6. Tulsa: The Fire and the Forgotten (PBS)
HBO and Damon Lindelof’s Watchmen brought the Tulsa Race Massacre into mainstream consciousness, and PBS is here with the best documentary to mark the centennial. This Greenwood-district event — the total decimation of what Booker T. Washington dubbed as “Black Wall Street” and one of the most horrific instances of racially-motivated violence in U.S. history, killing up to 300 Black residents — was excised from the books. This documentary charts a search for mass graves and ongoing efforts for renewal, justice, and reparations. Watch it on PBS.
7. Friends: The Reunion (HBO Max)
The cast of Friends is back. Kind of. The long-teased and much-delayed reunion is here. It’s not exactly a big season-long binge or a new buzzy murder show but it sure might scratch your nostalgia itch if you feel one brewing this weekend. Watch it on HBO Max.
8. Master of None (Netflix)
Four years have passed since Aziz Ansari’s brainchild last did its thing, and that’s not even (officially, at least) due to the pandemic. Ansari retreated from the public eye following those allegations, and it’s clear that, as director, he’s taking his time to listen to his characters with Dev moving into the background. This season focuses on the marriage of Lena Waithe’s Denise, and it’s a slower moving story, but it’s worth savoring, and it’s not too sappy, even for a love story. Watch it on Netflix.

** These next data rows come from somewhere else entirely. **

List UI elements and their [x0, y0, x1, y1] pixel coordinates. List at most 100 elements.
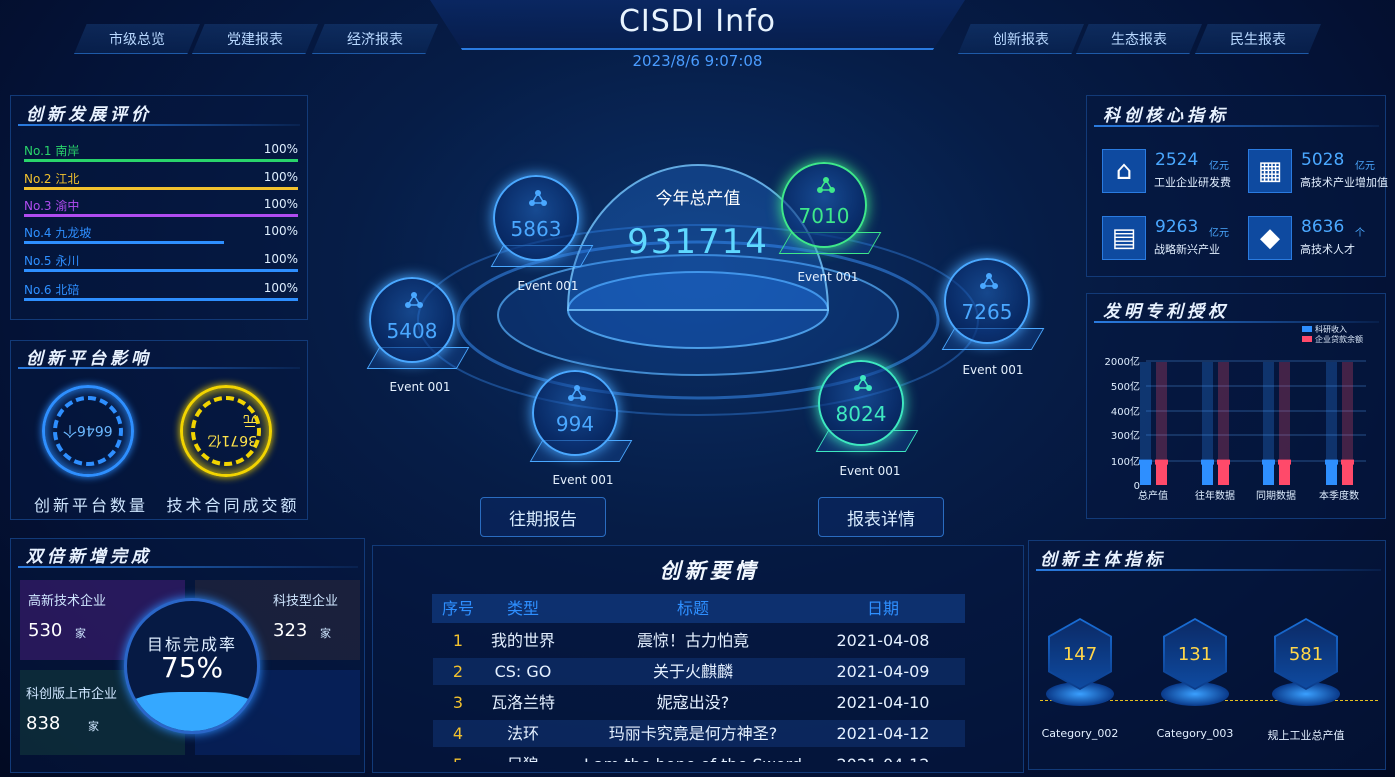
ranking-bar	[24, 187, 298, 190]
event-node[interactable]: 5863	[493, 175, 579, 261]
ranking-percent: 100%	[263, 142, 298, 156]
hex-value: 581	[1276, 620, 1336, 688]
patent-title: 发明专利授权	[1103, 302, 1229, 322]
legend-label: 科研收入	[1315, 324, 1347, 334]
table-row[interactable]: 3 瓦洛兰特 妮寇出没? 2021-04-10	[433, 689, 965, 716]
table-cell: 我的世界	[490, 631, 555, 650]
indicator-value: 5028	[1301, 150, 1345, 170]
network-icon	[568, 384, 586, 402]
bar-cap	[1325, 459, 1338, 465]
ranking-name: No.6 北碚	[24, 283, 80, 297]
home-icon: ⌂	[1102, 149, 1146, 193]
network-icon	[854, 374, 872, 392]
hex-value: 147	[1050, 620, 1110, 688]
ranking-item: No.2 江北 100%	[24, 170, 298, 190]
shop-icon: ▤	[1102, 216, 1146, 260]
table-cell: 玛丽卡究竟是何方神圣?	[608, 724, 778, 743]
ranking-bar	[24, 241, 225, 244]
table-cell: 法环	[506, 724, 539, 743]
bar	[1342, 463, 1353, 485]
legend-label: 企业贷款余额	[1315, 334, 1363, 344]
indicator-label: 高技术人才	[1300, 243, 1355, 256]
network-icon	[817, 176, 835, 194]
x-tick-label: 往年数据	[1195, 489, 1235, 502]
hex-label: Category_003	[1156, 727, 1234, 740]
divider	[1036, 569, 1381, 571]
event-node-label: Event 001	[552, 473, 614, 487]
x-tick-label: 同期数据	[1256, 489, 1296, 502]
event-node-value: 5408	[386, 319, 438, 343]
indicator-unit: 亿元	[1209, 161, 1229, 172]
event-node[interactable]: 994	[532, 370, 618, 456]
ranking-name: No.3 渝中	[24, 199, 80, 213]
subject-title: 创新主体指标	[1040, 550, 1166, 570]
event-node[interactable]: 7010	[781, 162, 867, 248]
bar-cap	[1217, 459, 1230, 465]
table-cell: 3	[452, 693, 464, 712]
table-cell: 2021-04-08	[836, 631, 930, 650]
ranking-item: No.4 九龙坡 100%	[24, 224, 298, 244]
indicator-unit: 亿元	[1209, 228, 1229, 239]
indicator-value: 8636	[1301, 217, 1345, 237]
table-cell: 震惊！古力怕竟	[636, 631, 749, 650]
ranking-bar	[24, 269, 298, 272]
bar	[1218, 463, 1229, 485]
bar	[1202, 463, 1213, 485]
legend-swatch	[1302, 326, 1312, 332]
ranking-percent: 100%	[263, 224, 298, 238]
hex-label: Category_002	[1041, 727, 1119, 740]
core-indicators-title: 科创核心指标	[1103, 106, 1229, 126]
bar	[1156, 463, 1167, 485]
ranking-name: No.4 九龙坡	[24, 226, 92, 240]
event-node-label: Event 001	[517, 279, 579, 293]
table-row[interactable]: 4 法环 玛丽卡究竟是何方神圣? 2021-04-12	[433, 720, 965, 747]
y-tick-label: 2000亿	[1105, 355, 1140, 368]
table-cell: 2021-04-09	[836, 662, 930, 681]
y-tick-label: 500亿	[1111, 380, 1140, 393]
ranking-name: No.1 南岸	[24, 144, 80, 158]
x-tick-label: 总产值	[1138, 489, 1168, 502]
bar-cap	[1341, 459, 1354, 465]
bar-cap	[1278, 459, 1291, 465]
event-node[interactable]: 8024	[818, 360, 904, 446]
network-icon	[980, 272, 998, 290]
ranking-item: No.3 渝中 100%	[24, 197, 298, 217]
event-node[interactable]: 5408	[369, 277, 455, 363]
x-tick-label: 本季度数	[1319, 489, 1359, 502]
event-node[interactable]: 7265	[944, 258, 1030, 344]
table-cell: 2	[452, 662, 464, 681]
graduation-cap-icon: ◆	[1248, 216, 1292, 260]
table-cell: CS: GO	[494, 662, 552, 681]
table-cell: 4	[452, 724, 464, 743]
ranking-bar	[24, 298, 298, 301]
indicator-value: 9263	[1155, 217, 1199, 237]
event-node-value: 994	[555, 412, 595, 436]
table-cell: 1	[452, 631, 464, 650]
indicator-value: 2524	[1155, 150, 1199, 170]
table-row[interactable]: 2 CS: GO 关于火麒麟 2021-04-09	[433, 658, 965, 685]
ranking-percent: 100%	[263, 197, 298, 211]
table-row[interactable]: 1 我的世界 震惊！古力怕竟 2021-04-08	[433, 627, 965, 654]
ranking-name: No.5 永川	[24, 254, 80, 268]
ranking-item: No.5 永川 100%	[24, 252, 298, 272]
table-cell: 2021-04-12	[836, 724, 930, 743]
event-node-label: Event 001	[962, 363, 1024, 377]
event-node-value: 8024	[835, 402, 887, 426]
ranking-item: No.6 北碚 100%	[24, 281, 298, 301]
bar	[1263, 463, 1274, 485]
y-tick-label: 100亿	[1111, 455, 1140, 468]
building-icon: ▦	[1248, 149, 1292, 193]
divider	[1094, 125, 1379, 127]
hex-label: 规上工业总产值	[1267, 729, 1345, 742]
indicator-label: 高技术产业增加值	[1300, 176, 1388, 189]
network-icon	[405, 291, 423, 309]
legend-swatch	[1302, 336, 1312, 342]
ranking-item: No.1 南岸 100%	[24, 142, 298, 162]
event-node-label: Event 001	[839, 464, 901, 478]
ranking-bar	[24, 214, 298, 217]
event-node-label: Event 001	[797, 270, 859, 284]
event-node-value: 5863	[510, 217, 562, 241]
table-cell: 瓦洛兰特	[490, 693, 555, 712]
network-icon	[529, 189, 547, 207]
bar	[1140, 463, 1151, 485]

9. The Underground Railroad (Amazon Prime)
Awe-inspiring cinematography aside, one of the biggest attractions to this project is Oscar winner Barry Jenkins (If Beale Street Could Talk, Moonlight) in the director’s seat while adapting Colson Whitehead’s Pulitzer Prize-winning novel. The story chronicles a desperate bid for freedom by slave Cora Randall (newcomer Thuso Mbedu), and the ensemble cast includes William Jackson Harper, Joel Edgerton, Lily Rabe, and Damon “Dewey Crowe” Herriman. You can’t go wrong by investing your time here. Watch it on Amazon.
10. Girls5Eva (Peacock)
The thing about Girls5Eva is that there’s almost too must talent involved to ignore. The series, about a girl group from the 1990s that gets a second chance at stardom, is produced by Tina Fey and Robert Carlock. It stars Busy Philipps and Sara Bareilles and Renee Elise Goldsberry and Paula Pell. If these are names that mean something to you (and if you’ve been a fan of comedy over the last 10-15 years, they probably do), then you’re already in. Good. Sometimes things are that easy. Watch it on Peacock.